First-year offensive coordinator Shane Waldron changed the game at halftime, choosing to establish the run to the Nth degree. The late Alex Collins stormed out of the gates with 56 rushing yards on 8 carries, deservedly scoring Seattle’s first touchdown. He would finish with 101 yards on 20 carries, the last 100-yard game of his career.

The next scoring drive involved Geno and tight ends Gerald Everett and Will Dissly.

An interception bouncing off Jamal Adams’ helmet opened the door for Pittsburgh to retake the lead at 20-17, paving the way for Geno to tie the game or win. It was obvious that Seattle was leaning toward the field goal, even though DK Metcalf’s incredibly risky attempt to score a touchdown almost destroyed the entire mission.

In overtime, Geno had two chances to lead Seattle to an improbable road victory in Pittsburgh. Unfortunately, TJ Watt got in his way.

Current Seahawks linebacker Devin Bush corrected himself to run the right way on the fumble recovery. Game, set and match. Geno’s only “turnover-worthy play” of the night was an actual turnover, and he essentially lost the game.

“I hate coming up short,” Smith said after the loss. “We cannot continue to be good enough. I can’t continue to fall short. I put it on myself. Back-to-back weeks our defense gives us a chance to go out there and score. Give me the ball and we won’t make it. It’s all up to me and I swear to be better.
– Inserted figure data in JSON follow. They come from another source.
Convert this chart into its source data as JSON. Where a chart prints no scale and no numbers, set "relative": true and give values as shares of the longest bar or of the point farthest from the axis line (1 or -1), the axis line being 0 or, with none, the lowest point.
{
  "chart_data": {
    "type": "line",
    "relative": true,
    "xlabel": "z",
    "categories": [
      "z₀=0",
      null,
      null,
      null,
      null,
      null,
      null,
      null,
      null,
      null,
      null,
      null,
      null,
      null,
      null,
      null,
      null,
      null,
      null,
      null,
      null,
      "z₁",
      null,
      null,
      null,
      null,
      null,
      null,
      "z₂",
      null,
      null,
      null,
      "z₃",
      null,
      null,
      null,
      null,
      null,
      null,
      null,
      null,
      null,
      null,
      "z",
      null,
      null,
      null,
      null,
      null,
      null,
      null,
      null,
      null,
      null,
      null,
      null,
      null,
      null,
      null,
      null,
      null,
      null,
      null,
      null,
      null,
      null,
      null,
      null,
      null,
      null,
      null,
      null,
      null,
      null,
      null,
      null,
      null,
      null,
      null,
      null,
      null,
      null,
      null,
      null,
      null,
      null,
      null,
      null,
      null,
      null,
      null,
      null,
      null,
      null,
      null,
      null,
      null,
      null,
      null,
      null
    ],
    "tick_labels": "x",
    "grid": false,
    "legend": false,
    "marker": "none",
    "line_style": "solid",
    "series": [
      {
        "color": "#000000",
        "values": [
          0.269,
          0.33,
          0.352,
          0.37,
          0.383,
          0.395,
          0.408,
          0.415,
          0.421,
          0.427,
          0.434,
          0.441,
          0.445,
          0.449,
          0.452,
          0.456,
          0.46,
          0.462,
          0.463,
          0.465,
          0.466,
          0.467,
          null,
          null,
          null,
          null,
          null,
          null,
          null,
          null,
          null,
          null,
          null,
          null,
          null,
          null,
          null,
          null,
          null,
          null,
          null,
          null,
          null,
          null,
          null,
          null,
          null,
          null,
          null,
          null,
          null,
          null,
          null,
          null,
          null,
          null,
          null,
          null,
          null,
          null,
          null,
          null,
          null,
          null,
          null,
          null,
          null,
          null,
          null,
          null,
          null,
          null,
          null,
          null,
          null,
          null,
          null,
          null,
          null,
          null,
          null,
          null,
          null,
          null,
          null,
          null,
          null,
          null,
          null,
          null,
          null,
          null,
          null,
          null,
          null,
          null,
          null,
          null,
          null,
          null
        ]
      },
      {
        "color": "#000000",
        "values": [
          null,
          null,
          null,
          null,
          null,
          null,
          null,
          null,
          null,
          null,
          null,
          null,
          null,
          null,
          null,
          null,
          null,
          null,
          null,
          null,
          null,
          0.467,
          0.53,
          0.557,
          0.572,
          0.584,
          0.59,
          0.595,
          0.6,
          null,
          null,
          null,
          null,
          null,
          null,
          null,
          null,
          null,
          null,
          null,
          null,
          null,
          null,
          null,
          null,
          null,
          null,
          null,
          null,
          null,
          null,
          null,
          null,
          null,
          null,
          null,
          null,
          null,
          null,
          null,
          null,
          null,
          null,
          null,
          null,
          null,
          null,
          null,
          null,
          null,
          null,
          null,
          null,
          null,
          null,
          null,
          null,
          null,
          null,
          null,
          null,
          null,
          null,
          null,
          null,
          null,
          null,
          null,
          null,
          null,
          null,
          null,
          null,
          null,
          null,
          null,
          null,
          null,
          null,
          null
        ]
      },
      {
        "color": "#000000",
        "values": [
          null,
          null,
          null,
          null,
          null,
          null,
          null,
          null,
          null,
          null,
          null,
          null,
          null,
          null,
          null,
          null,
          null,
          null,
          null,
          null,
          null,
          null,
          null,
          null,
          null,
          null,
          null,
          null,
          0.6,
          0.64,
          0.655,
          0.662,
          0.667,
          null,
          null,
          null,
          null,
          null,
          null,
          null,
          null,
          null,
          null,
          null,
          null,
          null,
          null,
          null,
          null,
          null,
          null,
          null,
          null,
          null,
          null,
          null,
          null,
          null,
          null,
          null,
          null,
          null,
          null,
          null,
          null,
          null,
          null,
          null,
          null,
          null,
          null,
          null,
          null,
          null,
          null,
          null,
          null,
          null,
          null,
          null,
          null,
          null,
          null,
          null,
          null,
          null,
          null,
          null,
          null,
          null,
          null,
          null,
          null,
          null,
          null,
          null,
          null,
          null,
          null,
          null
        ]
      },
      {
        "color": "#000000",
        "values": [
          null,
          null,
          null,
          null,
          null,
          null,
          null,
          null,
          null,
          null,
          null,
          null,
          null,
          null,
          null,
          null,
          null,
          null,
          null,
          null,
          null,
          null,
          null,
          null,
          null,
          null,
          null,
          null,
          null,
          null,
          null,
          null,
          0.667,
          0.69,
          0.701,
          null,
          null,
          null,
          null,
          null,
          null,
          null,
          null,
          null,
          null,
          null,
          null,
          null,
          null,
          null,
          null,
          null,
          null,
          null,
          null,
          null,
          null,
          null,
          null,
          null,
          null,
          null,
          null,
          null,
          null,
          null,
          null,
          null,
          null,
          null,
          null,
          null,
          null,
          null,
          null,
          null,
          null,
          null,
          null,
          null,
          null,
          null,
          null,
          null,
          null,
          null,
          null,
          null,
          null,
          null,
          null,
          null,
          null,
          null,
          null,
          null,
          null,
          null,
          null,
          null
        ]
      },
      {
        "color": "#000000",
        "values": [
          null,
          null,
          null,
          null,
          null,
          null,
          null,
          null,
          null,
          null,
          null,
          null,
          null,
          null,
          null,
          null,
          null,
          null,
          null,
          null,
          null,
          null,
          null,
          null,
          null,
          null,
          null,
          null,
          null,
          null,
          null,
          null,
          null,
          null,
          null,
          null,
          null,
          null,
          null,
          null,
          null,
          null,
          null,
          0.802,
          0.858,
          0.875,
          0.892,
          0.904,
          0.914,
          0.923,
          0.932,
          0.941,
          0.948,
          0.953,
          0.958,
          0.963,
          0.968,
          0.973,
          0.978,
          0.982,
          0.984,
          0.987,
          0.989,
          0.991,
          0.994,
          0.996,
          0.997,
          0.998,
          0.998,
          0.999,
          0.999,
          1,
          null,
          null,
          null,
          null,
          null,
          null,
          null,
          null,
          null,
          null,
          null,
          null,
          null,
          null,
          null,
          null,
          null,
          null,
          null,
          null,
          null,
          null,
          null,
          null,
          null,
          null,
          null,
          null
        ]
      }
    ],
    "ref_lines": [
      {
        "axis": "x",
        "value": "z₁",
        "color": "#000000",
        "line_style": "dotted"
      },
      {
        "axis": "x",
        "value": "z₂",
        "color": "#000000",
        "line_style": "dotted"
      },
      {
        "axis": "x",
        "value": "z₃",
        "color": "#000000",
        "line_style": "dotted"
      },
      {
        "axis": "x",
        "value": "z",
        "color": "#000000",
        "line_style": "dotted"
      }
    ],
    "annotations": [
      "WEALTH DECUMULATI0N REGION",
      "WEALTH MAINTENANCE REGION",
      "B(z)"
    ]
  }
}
Smith finished 23/32 for 209 yards and a touchdown, with an average depth of target of 4.1 yards, the second shortest of all his starts with the Seahawks. The plan was safe and conservative – all four screen passes went for -1 yard – perhaps indicative of both Geno as a backup at the time and the state of Seattle’s offensive line. Here are the Seahawks starters that day:

Left Tackle: Duane Brown
Left Guard: Damien Lewis
Center: Kyle Fuller
Right guard: Gabe Jackson
Right Tackle: Brandon Shell
Extra offensive lineman: Jamarco Jones

Geno was sacked 5 times on 11 pressures.

Not only is Lewis the only starter still with the Seahawks, but he is the only one on an active 53-man NFL roster. Brown just went on IR with the New York Jets, Fuller is in the USFL, Jackson is on the Carolina Panthers practice squad, Shell retired and Jones is unsigned. What a difference two years makes.

The 2023 edition of Steelers vs. Seahawks is something of a playoff eliminator for Pittsburgh and a must-win for Seattle to stay in a wild card spot. This is Geno’s chance to even the score and move his team closer to another playoff spot. Ideally, for a change, a last-minute trip won’t be necessary to win. If that’s what it comes down to, I think Smith has shown enough in his two seasons as a starter to indicate he’s capable of delivering in the clutch.